Back in the Ye Olde Dayz, there was this thing called "dynamic headroom". It was the ability to squeeze the last bit of current from the PSU filter caps and apply it to the output transistors. How much more you could get for a few milliseconds (before you ran out of either current or output stage gain) varied from around 1.0dB or so to as little as zero.
These days, there is almost no such thing due to value engineering.
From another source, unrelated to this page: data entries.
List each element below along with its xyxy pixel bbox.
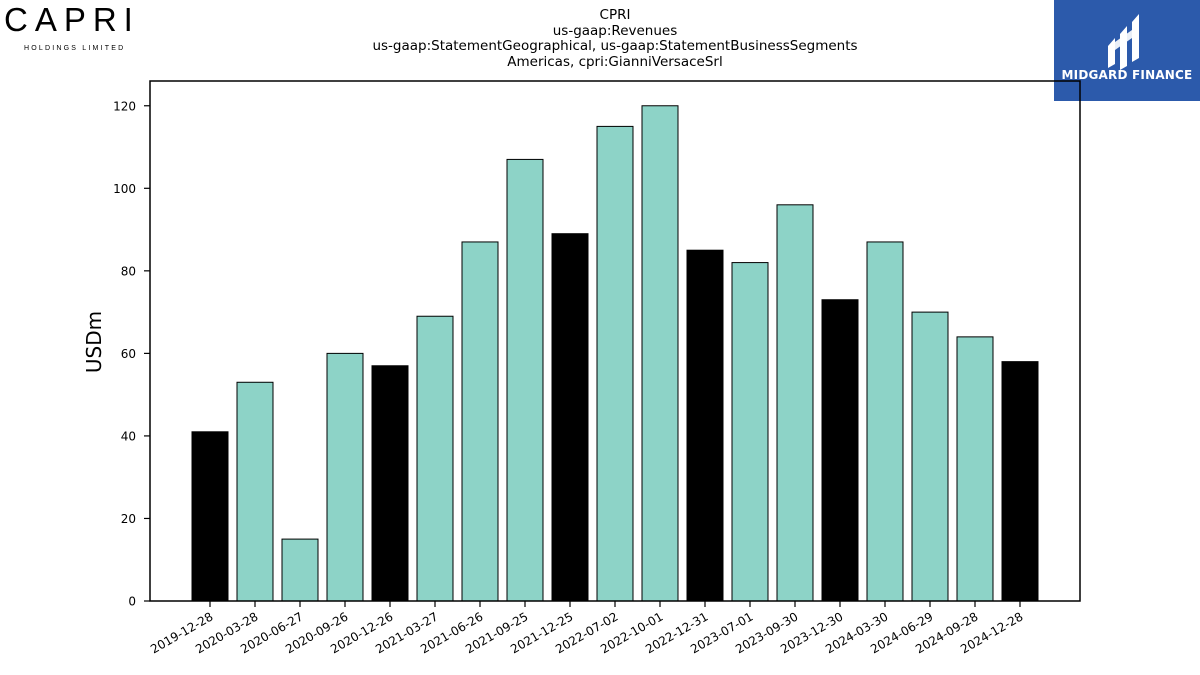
bar-2020-03-28 — [236, 381, 274, 602]
bar-2022-07-02 — [596, 125, 634, 602]
bar-2021-12-25 — [551, 233, 589, 602]
bar-2024-03-30 — [866, 241, 904, 602]
title-line-axes: us-gaap:StatementGeographical, us-gaap:S… — [372, 38, 858, 54]
y-tick-label: 100 — [113, 182, 136, 196]
title-line-ticker: CPRI — [599, 7, 631, 23]
bar-2021-09-25 — [506, 158, 544, 602]
midgard-logo-icon — [1108, 14, 1139, 70]
title-line-members: Americas, cpri:GianniVersaceSrl — [507, 53, 723, 70]
title-line-concept: us-gaap:Revenues — [552, 22, 678, 39]
bar-2023-09-30 — [776, 204, 814, 602]
bar-2024-09-28 — [956, 336, 994, 602]
chart-title: CPRI us-gaap:Revenues us-gaap:StatementG… — [315, 7, 915, 70]
bar-2021-03-27 — [416, 315, 454, 602]
bar-2020-12-26 — [371, 365, 409, 602]
bar-2024-12-28 — [1001, 361, 1039, 602]
capri-subtitle-text: HOLDINGS LIMITED — [24, 45, 126, 52]
bar-2020-06-27 — [281, 538, 319, 602]
bar-2022-12-31 — [686, 249, 724, 602]
bars-layer — [191, 105, 1039, 602]
y-tick-label: 0 — [128, 595, 136, 609]
y-tick-label: 60 — [121, 347, 136, 361]
capri-brand-text: CAPRI — [4, 1, 140, 38]
midgard-finance-logo: MIDGARD FINANCE — [1054, 0, 1200, 101]
midgard-logo-text: MIDGARD FINANCE — [1061, 68, 1193, 82]
y-tick-label: 20 — [121, 512, 136, 526]
bar-2023-12-30 — [821, 299, 859, 602]
bar-2020-09-26 — [326, 352, 364, 602]
y-tick-label: 120 — [113, 99, 136, 113]
capri-logo: CAPRI HOLDINGS LIMITED — [4, 1, 154, 53]
y-tick-label: 80 — [121, 264, 136, 278]
bar-2022-10-01 — [641, 105, 679, 602]
bar-2023-07-01 — [731, 262, 769, 602]
bar-2019-12-28 — [191, 431, 229, 602]
y-axis-title: USDm — [82, 311, 106, 373]
bar-2021-06-26 — [461, 241, 499, 602]
y-tick-label: 40 — [121, 429, 136, 443]
bar-2024-06-29 — [911, 311, 949, 602]
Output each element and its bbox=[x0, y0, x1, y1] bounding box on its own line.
Not to confuse the OP even more, back in the '70s there was consideration (by the IHF IIRC) of a dynamic headroom spec, mostly in the context of reproducing wide dynamic range classical music (Like 1812 overture with cannon or mortar explosions). This was before the trick amp topologies like Class G/H were popular so peak vs continuos sine wave power was mostly a matter of transformer/power supply "regulation" ( regulation means how much the voltage sags under continuous current vs. no load voltage due to winding resistance) and power supply reservoir cap sizing that affects ripple voltage and clipping under power. The FTC even got involved with voltage sag after the transformer gets hot (temperature coefficient of copper wire increases resistance with increased temp causing more internal losses) adding a thermal preconditioning step before measuring rated output power.
These metrics like dynamic headroom and overly dynamic recordings did not gain much currency with consumers so faded away. FWIW modern amps with PFC and regulated supplies will not suffer regulation or temperature sag while a smart amp may reduce voltage in response to difficult local conditions.
Back in the late '80s I designed a small bedroom studio monitor amp for Peavey (AMR) that was a nominal 35W amp, but was capable of 2x the voltage output transiently, so 4x the peak output power... In practice that 4x power deteriorated quickly, so i specified it as something like 100W for X mSec, 60W for 15 seconds (limited on purpose to not overheat the amp), then 35W for 24x7. This was a kick-ass little amp, but the technology did not scale up to higher power points cost effectively, so that was the first and last model in that series.
This is an interesting (perhaps) diversion, but loudspeaker design and mating with appropriate amplification involves multiple variables beyond this simple discussion.